The 48th and 2nd Shock Armies now took up the pursuit northward toward the Frisches Haff, advancing as much as 30km and reaching a line from Działdowo to Bieżuń by day's end. On January 26 the 29th and 53rd Corps were fighting along the approaches to Guttstadt and had captured Wormditt while the 42nd Corps assisted 5th Guards Tanks in capturing the towns of Tolkemit and Mühlhausen, severing land communications to the Germans' East Prussian group of forces. 48th Army now turned its front to the northeast to securely close this group's escape route. German attacks to restore communications began almost immediately. By January 30 the escape attempts had been beaten off and 5th Guards Tanks began advancing, reaching the Passarge River and fighting for Frauenburg.
===East Prussian Offensives===
On February 11 the 48th Army was transferred to 3rd Belorussian Front, and at about the same time the 194th came back to 29th Corps, although in March it returned to 53rd Corps for the duration. This Front was responsible for eliminating the remaining German forces in East Prussia. By this time the Army's divisions, on average, did not exceed 3,500 personnel and it had only 85 tanks and self-propelled guns on strength. During late February and early March the Front prepared for a new offensive. 48th Army was to remain on the defensive against any further breakout attempts while the remainder of the Front advanced on Königsberg. It was to maintain a strong antitank defense in the direction of Braunsberg and also along the highway to Elbing. The offensive began at 1100 hours on March 13 following a 40-minute artillery preparation and the German defenses were broken into despite fierce resistance.

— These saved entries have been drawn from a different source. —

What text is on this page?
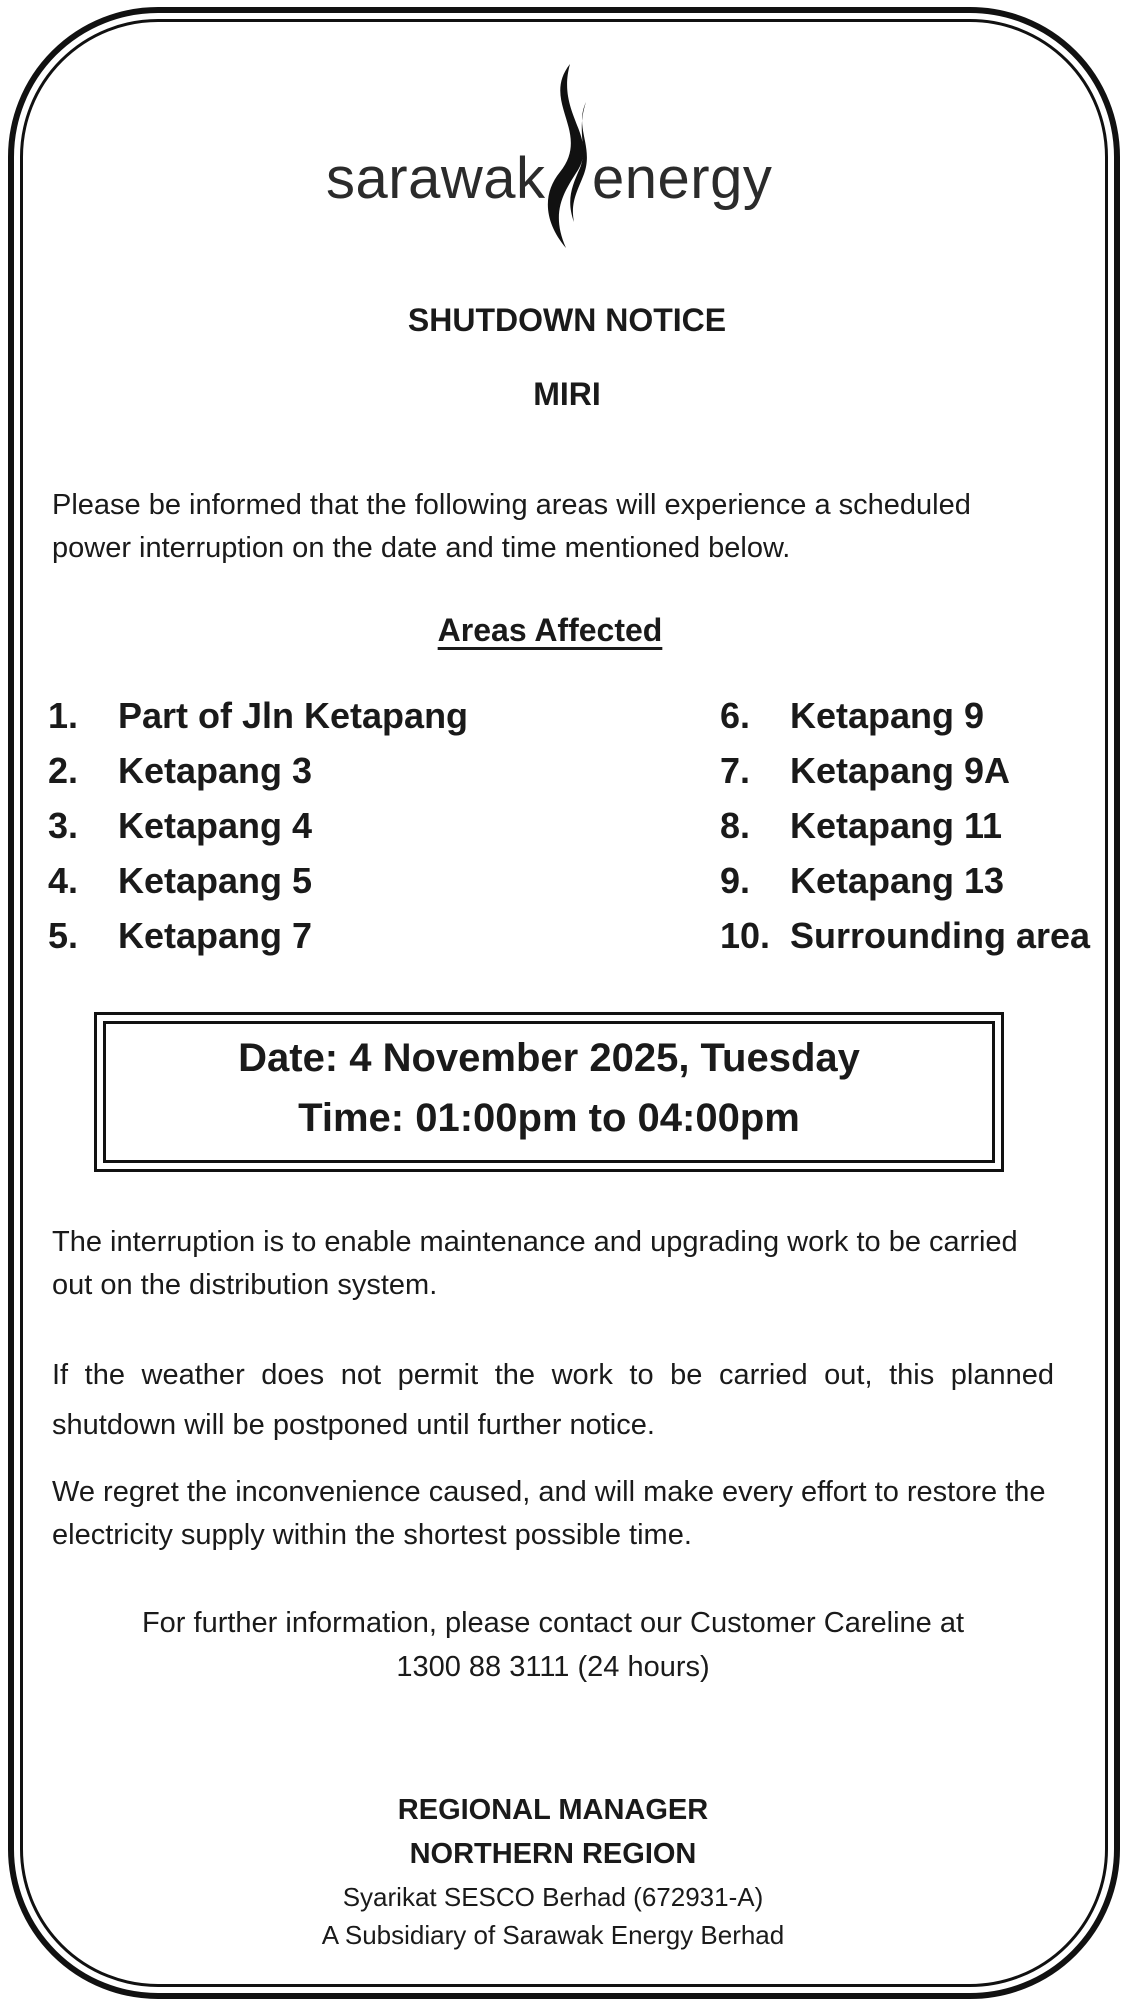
sarawak energy
SHUTDOWN NOTICE
MIRI
Please be informed that the following areas will experience a scheduled power interruption on the date and time mentioned below.
Areas Affected
1. Part of Jln Ketapang
2. Ketapang 3
3. Ketapang 4
4. Ketapang 5
5. Ketapang 7
6. Ketapang 9
7. Ketapang 9A
8. Ketapang 11
9. Ketapang 13
10. Surrounding area
Date: 4 November 2025, Tuesday
Time: 01:00pm to 04:00pm
The interruption is to enable maintenance and upgrading work to be carried out on the distribution system.
If the weather does not permit the work to be carried out, this planned shutdown will be postponed until further notice.
We regret the inconvenience caused, and will make every effort to restore the electricity supply within the shortest possible time.
For further information, please contact our Customer Careline at
1300 88 3111 (24 hours)
REGIONAL MANAGER
NORTHERN REGION
Syarikat SESCO Berhad (672931-A)
A Subsidiary of Sarawak Energy Berhad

Braunsberg was captured on March 20 and two subunits of the 194th received rewards on April 26: the 616th and 954th Rifle Regiments were each awarded the Order of Kutuzov, 3rd Degree. On the same date the 470th Regiment received the same decoration for its part in the elimination of German forces that had been trapped in the Heiligenbeil Pocket. On March 25 the Army advanced up to 6km and captured the towns of Rossen and Runenberg. At this point it went over to the defensive and remained until the first days of May when it took part in attacks along the Baltic coast.

== Postwar ==
The men and women of the division ended the war with the full collective title of 194th Rifle, Rechitsa, Order of the Red Banner Division. (Russian: 194-я стрелковая Речицкая Краснознамённая дивизия.) In September the 48th Army was disbanded while its headquarters was repurposed as the headquarters of the Kazan Military District. 58th Corps was moved eastward where the division was stationed at Yoshkar-Ola before being moved to Kirov. In 1946 it was reformed as the 40th Rifle Brigade at Kirov in the Ural Military District as part of 10th Rifle Corps.

In December 1951 the 40th Rifle Brigade was expanded back into 194th Rifle Division, then redesignated as the 18th Rifle Division c. 1955

In June 1956 the 18th Rifle Division was reorganized as the 43rd Mechanised Division. Then reorganized as 130th Motor Rifle Division 1957-59 before disbanding for the final time.